I can imagine how distressed my parents had been when the melodious sounds of Frank Sinatra clashed with the wailing guitar of Jimi Hendrix.  It must have looked as if the world was decaying.  Yet I appreciate Hendrix and Sinatra.  If the world is sinking in the bland currents of pop-culture, it looks like the world is decaying to me, too.  I wonder if contemporary culture will consider those well-versed in pop-culture great souls.  Or is the whole notion of great souls too elitist to persist in our world anymore?

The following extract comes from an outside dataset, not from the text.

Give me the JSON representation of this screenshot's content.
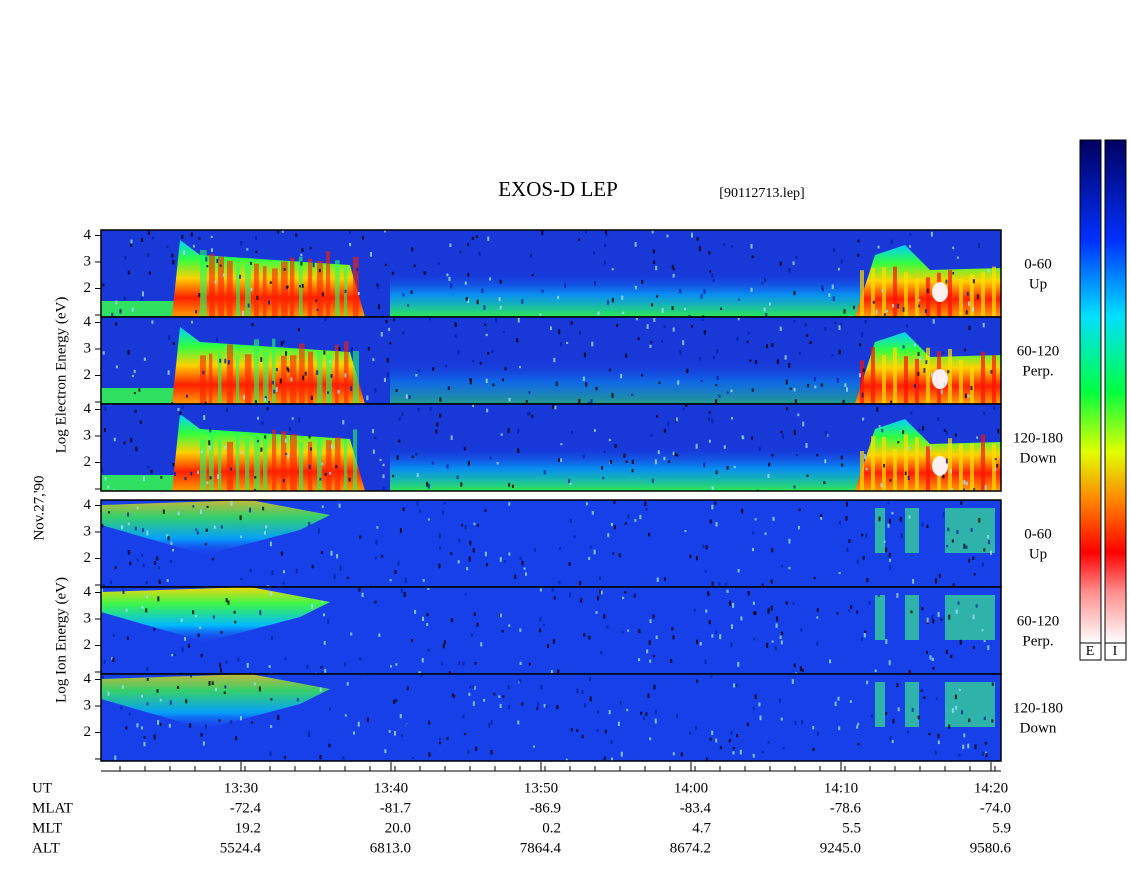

Trends, Styles, and the Self

It seems that every time period is plagued by trends and styles.  I am old enough to have seen many come and go.  In my teens, it was “Do your own thing; be an individual; peace, love.”  I watched some of the music, now rock classics, yield to the sensitive, bland, forgotten music of the late ’70’s.  I remember fading out of pop culture in the late ’70’s and listening to classical music (symphony, not rock).  Then came the ’80’s with money, power, cocaine, preps and Yuppies.  I rebelled against these values angrily, though I was, myself, a prep at Harvard.  I can’t find a trend that dominated the ’90’s.  But today, it seems that LGBT is the centre of gravity, along with eco-justice, women’s issues, and pop culture.

I’d like to think that in universities there is free intellectual inquiry.  But this is not the case.  There are styles and trends there too.  Back in the late ’50’s, symbolic logic was the rage.  Philosophers and even anthropologists wrote their ideas in those strange (laughable) symbols trying to look all mathematical and scientific.  That eventually got debunked.  Then I remember existentialism coming around.  When I was in grad school and when I graduated from grad school, it was all gender issues, power dynamics, wealth and poverty issues, and Nietzsche was the prevailing world-view, along with Richard Rorty.  I watched Derrida and deconstruction come and go in about a decade.

The thing about trends is that there is power behind them.  If a person wants to talk to others in society, he or she needs to buy into the current trends.  The alternative appears to be isolation.  And if a person wants to publish, one needs to write and think in the terms that are current.  But I believe that everyone has an intuitive sense of the true.  I believe that Emerson called it the Oversoul.  We know when a given trend is ridiculous, or doesn’t fit with human experience we know.  We sense the vacuity of certain ideologies.  I believe that’s why I turned to classical music in the late ’70’s, for instance.

Some people dedicate their lives to following trends.  It is their quest to recognize the prevailing trends immediately so that they can be in the vanguard.  In the ’90’s it was goatees, in the mid-2000’s it was mountain-man beards.  Maybe in Hollywood or fashion this is a necessity to survive or to make a fortune.  But I suppose there is enough of the old hippie in me not to worry too much about trends and to follow my Oversoul.